It’s natural that our major poets should try and describe the activity to which they’ve devoted their lives, elusive as grasping a sliver of ice, and they all say more or less the same thing (some more compellingly than others,) “I don’t exactly know why poems do what they do, but here are some observations from a long and passionate inquiry.” In Madness, Rack, and Honey, Mary Ruefle says this with good humor and succeeds in not taking herself too seriously. Based on 15 years of biannual standing lectures delivered to writing students, (a condition of her employment that “terrified” her,) the lectures-cum-essays are more or less about poetry, and seem also to be about everything. Some sections assume more traditional forms, a few are told in vignettes, or fragments. All are discursive and quote heartily from her influences. In her words:
I see this book as my having learned, step by step, how to think and talk about poetry in ways and terms that are my own, and when these ways became boring to me, I began to break down my methods; anyone can see the lectures become increasingly fragmented and turn, who knows, even against themselves.
The collection opens with poetry’s favorite drunken debate topics: “On Beginnings,” (“I believe many fine poems begin with ideas, but if you tell too many faces this, or tell it too loudly, they will get the wrong idea.”) “On Poetry and the Moon,” glorifies the moon’s symbolic primacy in an age when we’re warned never to mention the big-white-rock for fear of contracting cliché. The essay leaps from Whitman to Chinese moon ceremonies to the Apollo 11 landing (covering semiotics, Sappho, and Yeats’ Four Faculties along the way,) with such ease you’d assume they emerged in the world of a piece. These leaps are the stuff of good poems, and like a good poem each essay has its surprising turn. In “On Sentimentality” she unpacks the etymology of sentimental, pivoting from her long held definition (“causeless emotion”) for half of the essay and then overthrowing that definition (“one day I realized causeless emotion is an even better definition of poetry.”) Any witness to the witch hunt for excessive emotion can imagine how thoroughly the turn satisfies. There’s an homage to Emily Dickinson that seeks to debunk many of the commonly held myths about her life, including a righteous chiding of the Billy Collins poem “Taking off Emily Dickinson’s Clothes.” The title essay, named for a phrase that came in a dream, masterfully backtracks from each word, Madness, Rack, and Honey and employs their various meanings and associations to construct a description of what a poet does.

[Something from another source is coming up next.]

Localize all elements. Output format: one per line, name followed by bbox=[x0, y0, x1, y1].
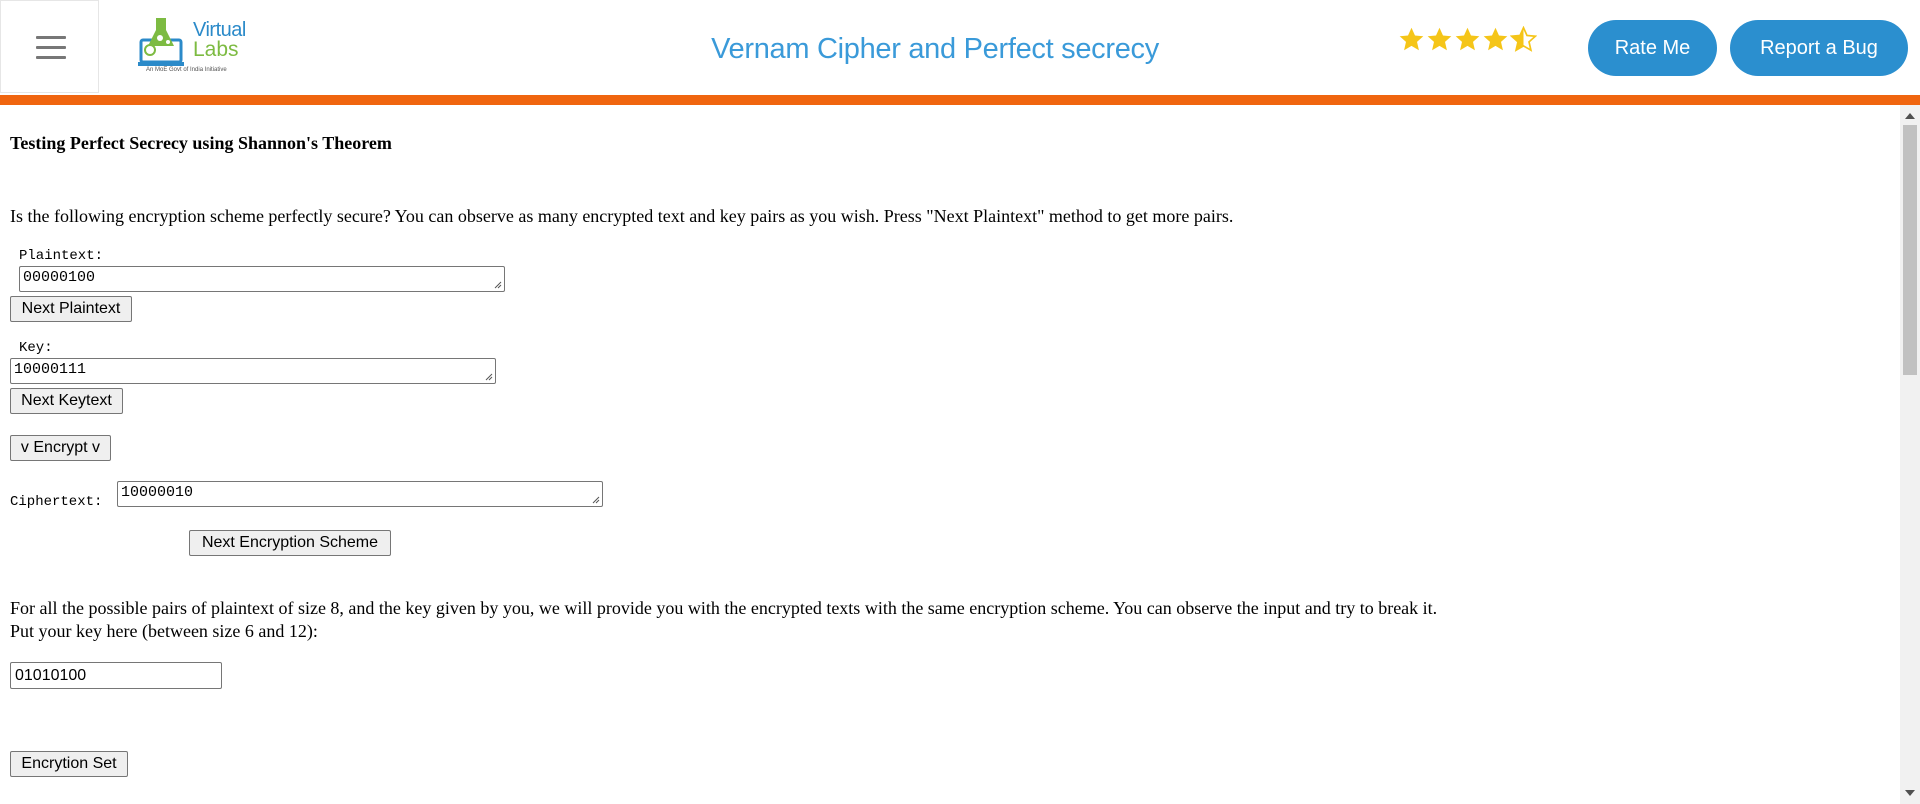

The hybrid/fragmented essay has gained popularity in recent years. Once the domain of experimental authors and small press publishing, they now appear in major periodicals and have even acquired a manifesto (Reality Hunger, released in 2010 by Knopf, David Shields’ attempt to gather and gain perspective on the proliferation of nonfiction, in all its iterations.) In other words, what could have been described as fringe in the not so distant past, has become almost common, has articulated a tradition, however loosely defined. Madness, Rack, and Honey is in this tradition. If in general the form gives the reader a sense of riding the author’s synaptic flashes, the success or failure of the text depends on how much we appreciate being inside that particular mind. There’s a danger that the author’s associative leaps will dissipate before their hunch is realized, or read as forced in pursuit of confirming a theme. This is where Ruefle splits from the pack. Her leaps are propelled and informed by a lifetime devoted to poetry and scholarship; we arrive at the bedrock of her experience every time. Her insights stick their landings, even in stressing her own bewilderment, (admirable confessions from a person who is paid to know things.) Her style is warm and accessible, whether describing her cab driver or the work of Roland Barthes. She may not have invented the form but she’s using it better than anyone else I’ve read.
Madness, Rack, and Honey is a gift from a rigorous intellect, unflinching critic, and a big old sloppy heart. Ruefle has created a work of poetry from the daunting task of writing about it. Don’t be surprised if this book is remembered as a classic of its genre.